Он погрузил пальцы ног в теплый сухой песок, размышляя над печальной историей своих любовных связей. Бывшая жена, хозяйка лавчонки на Род-Айленд. Наследная принцесса мафии в строгих элегантных костюмах. Рыжая полуангличанка, глава агентства по найму нянь. Инспекторша из Отдела по борьбе с сексуальными преступлениями. Замужняя дама... Одни были с характером, другие вовсе без оного, настолько, что он даже не мог представить себе такого. Но ни одна не могла сравниться с Валери. Ни одна в подметки ей не годилась.
Ветер с океана свистел в ушах. Что она подумает о нем, если он вдруг ни с того ни с сего исчезнет и объявится только через месяц? Решит, что он последний подонок. Он словно слышал ее язвительные реплики: агент ФБР? Ну конечно. Лучше ничего не придумал? Надо рассказать ей все прямо сегодня, пока он еще не смылся отсюда. По крайней мере, у них будет шанс продолжить их отношения, несмотря на значительный перерыв. Правда, рассказав ей, кто он на самом деле, сейчас, когда он работает на нелегальном положении, он нарушит самый суровый запрет, существующий в Бюро, и Иверс непременно даст ему пинка под зад, если только пронюхает об этом. Его вытурят из Бюро раз и навсегда.

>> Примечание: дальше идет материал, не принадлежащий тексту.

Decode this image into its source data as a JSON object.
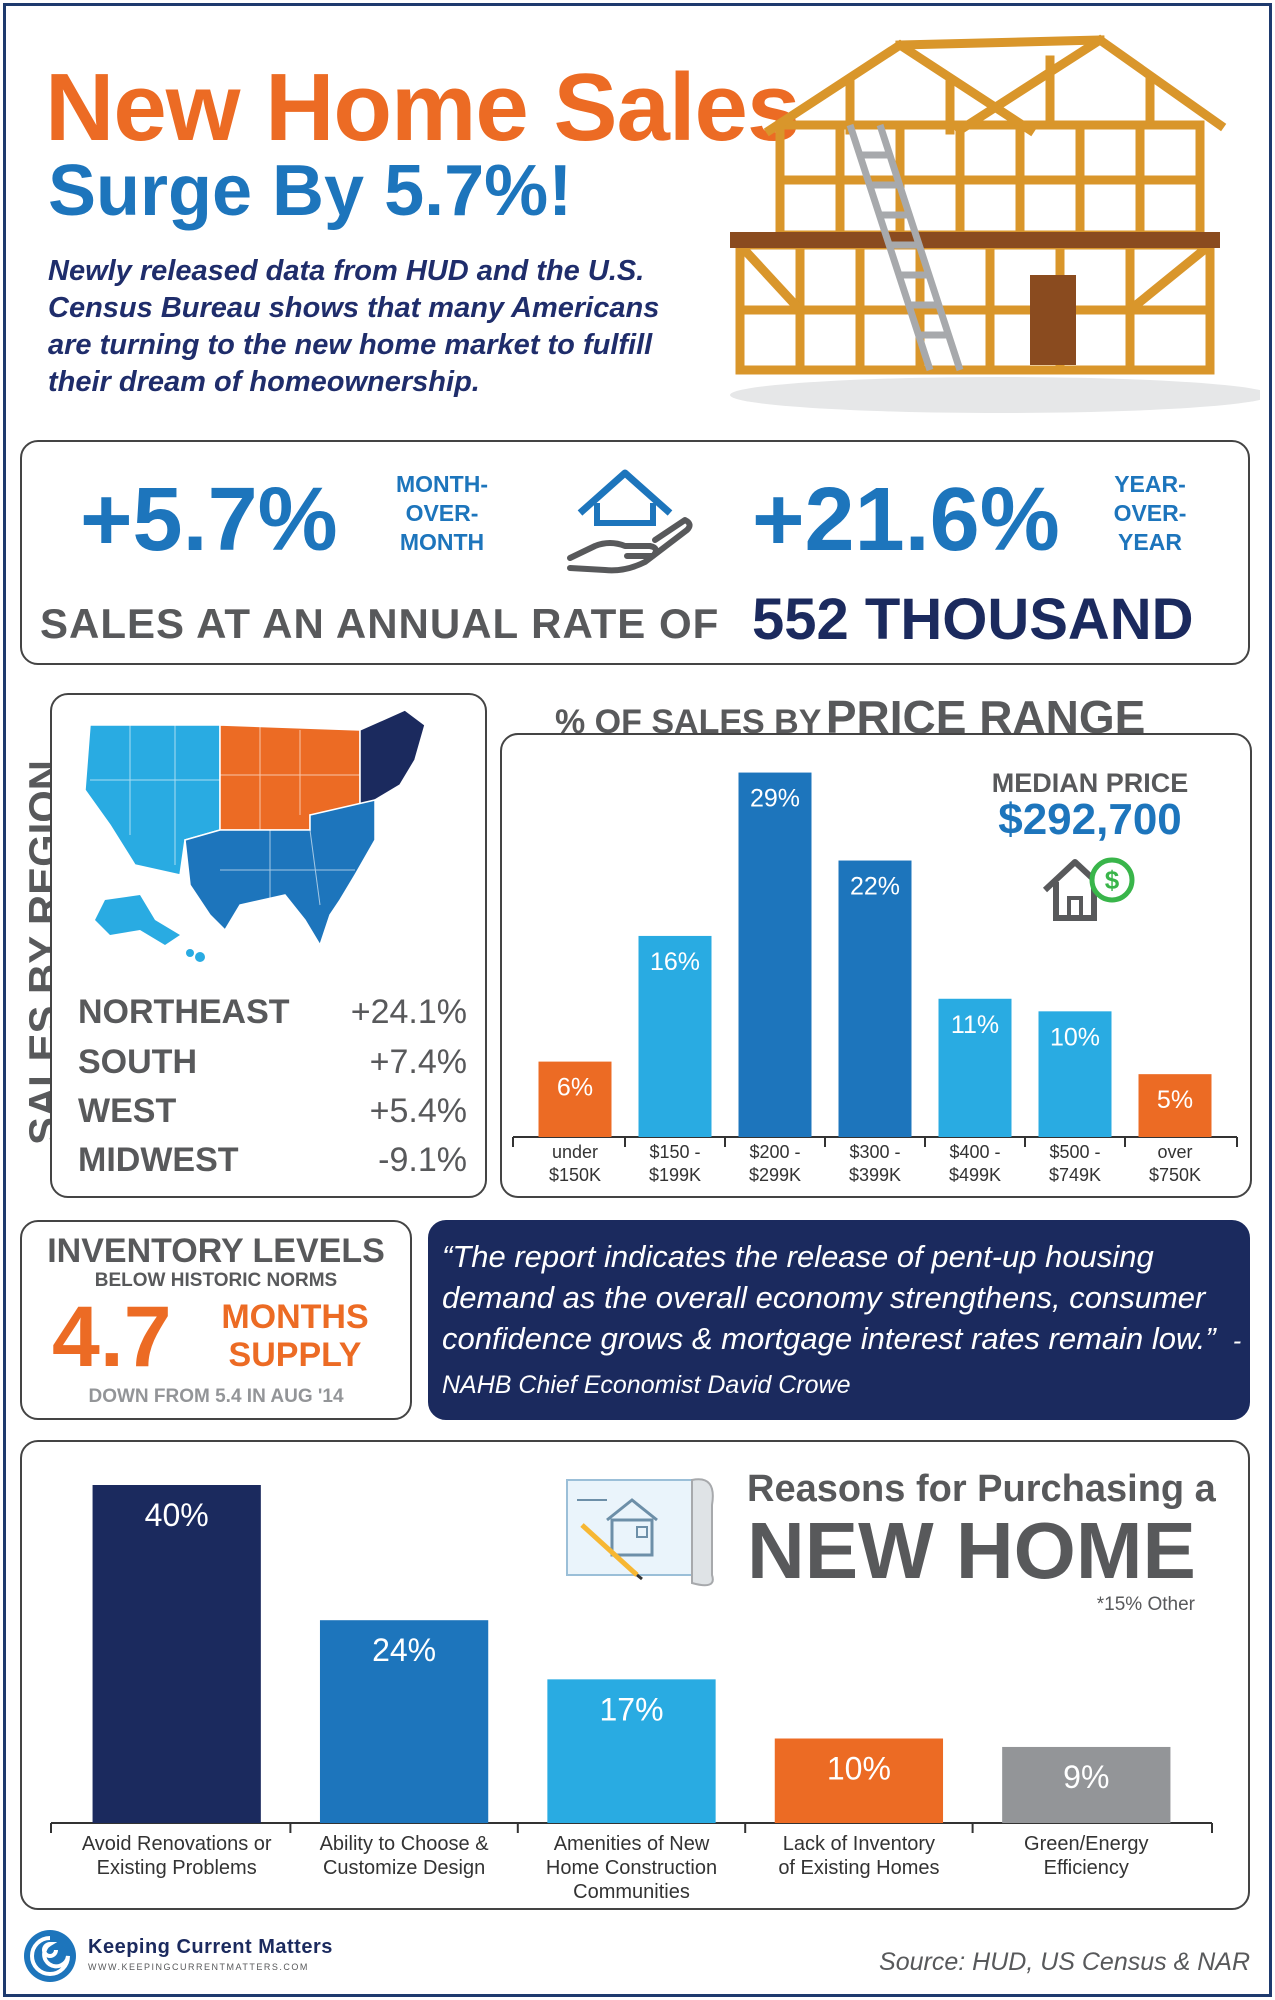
{
  "header": {
    "title_line1": "New Home Sales",
    "title_line2": "Surge By 5.7%!",
    "intro": "Newly released data from HUD and the U.S. Census Bureau shows that many Americans are turning to the new home market to fulfill their dream of homeownership."
  },
  "stats": {
    "mom_value": "+5.7%",
    "mom_label_lines": [
      "MONTH-",
      "OVER-",
      "MONTH"
    ],
    "yoy_value": "+21.6%",
    "yoy_label_lines": [
      "YEAR-",
      "OVER-",
      "YEAR"
    ],
    "annual_rate_label": "SALES AT AN ANNUAL RATE OF",
    "annual_rate_value": "552 THOUSAND"
  },
  "region": {
    "side_title": "SALES BY REGION",
    "items": [
      {
        "name": "NORTHEAST",
        "value": "+24.1%",
        "color": "#1b2a5e"
      },
      {
        "name": "SOUTH",
        "value": "+7.4%",
        "color": "#1d75bc"
      },
      {
        "name": "WEST",
        "value": "+5.4%",
        "color": "#29abe2"
      },
      {
        "name": "MIDWEST",
        "value": "-9.1%",
        "color": "#ec6b24"
      }
    ]
  },
  "price": {
    "title_small": "% OF SALES BY",
    "title_large": "PRICE RANGE",
    "median_label": "MEDIAN PRICE",
    "median_value": "$292,700"
  },
  "inventory": {
    "title": "INVENTORY LEVELS",
    "subtitle": "BELOW HISTORIC NORMS",
    "value": "4.7",
    "unit_lines": [
      "MONTHS",
      "SUPPLY"
    ],
    "footnote": "DOWN FROM 5.4 IN AUG '14"
  },
  "quote": {
    "text": "“The report indicates the release of pent-up housing demand as the overall economy strengthens, consumer confidence grows & mortgage interest rates remain low.”",
    "attribution": "- NAHB Chief Economist David Crowe"
  },
  "reasons": {
    "title_line1": "Reasons for Purchasing a",
    "title_line2": "NEW HOME",
    "note": "*15% Other"
  },
  "footer": {
    "logo_name": "Keeping Current Matters",
    "logo_url": "WWW.KEEPINGCURRENTMATTERS.COM",
    "source": "Source: HUD, US Census & NAR"
  },
  "colors": {
    "orange": "#ec6b24",
    "blue": "#1d75bc",
    "light_blue": "#29abe2",
    "navy": "#1b2a5e",
    "gray": "#939598"
  },
  "chart_data": [
    {
      "type": "bar",
      "title": "% OF SALES BY PRICE RANGE",
      "categories": [
        [
          "under",
          "$150K"
        ],
        [
          "$150 -",
          "$199K"
        ],
        [
          "$200 -",
          "$299K"
        ],
        [
          "$300 -",
          "$399K"
        ],
        [
          "$400 -",
          "$499K"
        ],
        [
          "$500 -",
          "$749K"
        ],
        [
          "over",
          "$750K"
        ]
      ],
      "values": [
        6,
        16,
        29,
        22,
        11,
        10,
        5
      ],
      "value_labels": [
        "6%",
        "16%",
        "29%",
        "22%",
        "11%",
        "10%",
        "5%"
      ],
      "bar_colors": [
        "#ec6b24",
        "#29abe2",
        "#1d75bc",
        "#1d75bc",
        "#29abe2",
        "#29abe2",
        "#ec6b24"
      ],
      "ylim": [
        0,
        30
      ],
      "grid": false
    },
    {
      "type": "bar",
      "title": "Reasons for Purchasing a NEW HOME",
      "categories": [
        [
          "Avoid Renovations or",
          "Existing Problems"
        ],
        [
          "Ability to Choose &",
          "Customize Design"
        ],
        [
          "Amenities of New",
          "Home Construction",
          "Communities"
        ],
        [
          "Lack of Inventory",
          "of Existing Homes"
        ],
        [
          "Green/Energy",
          "Efficiency"
        ]
      ],
      "values": [
        40,
        24,
        17,
        10,
        9
      ],
      "value_labels": [
        "40%",
        "24%",
        "17%",
        "10%",
        "9%"
      ],
      "bar_colors": [
        "#1b2a5e",
        "#1d75bc",
        "#29abe2",
        "#ec6b24",
        "#939598"
      ],
      "ylim": [
        0,
        40
      ],
      "grid": false
    }
  ]
}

Он пошевелил пальцами, пробуя ногой теплый песок, и поглядел на волны. Океан был пуст, чудище так и не всплыло из пучины морской. К черту все запреты. Валери стоила того, чтобы рискнуть. Кроме того, он был уверен, что Валери никому не проговорится, если он попросит. Она умела держать язык за зубами. Именно это и делало ее непохожей на остальных. Именно поэтому она стоила любого риска.
Тоцци смотрел на океан, ветер обдувал лицо. Так он и сделает. Он все расскажет Вэл. Она слишком хороша, чтобы потерять ее. Он круто развернулся и зашагал обратно к дому.
«Оставь этот вздор. Трам-та-та, та-та-та, та-та...» И так всю ночь. Хотя саксофон Чарли Паркера звучал все громче и громче, по мере того как Сэл поднимался по лестнице, он никак не мог отделаться от этого дурацкого мотивчика. Его напевала Сидни всю ночь напролет, когда приводила его сюда. Даже уже кончая, Господи Боже мой, она продолжала мурлыкать его. Чертова потаскушка. Наверно, приводила сюда и Томаззо. Та же спальня и все прочее, тот же лиловый бассейн с ванной. И пела ему «Оставь этот вздор». Сумасшедшая стерва.
Сапоги громко стучали по деревянному паркету в коридоре, но саксофон надрывался так, что едва ли кто-то мог слышать его шаги. Он заглянул в спальню. Смятые простыни, одежда Томаззо висит на стуле, на полу лифчик и трусики. Может, это Сидни плещется с ним в ванной. Тогда он пристрелит обоих. Недурная мысль, но он знал, что Сидни всю неделю развлекается в Нью-Йорке на своей лиловой яхте. Наверно, приволок сюда какую-нибудь шлюшку, чтобы не скучать, отсиживаясь тут. Очень некстати. Придется пришить и ее.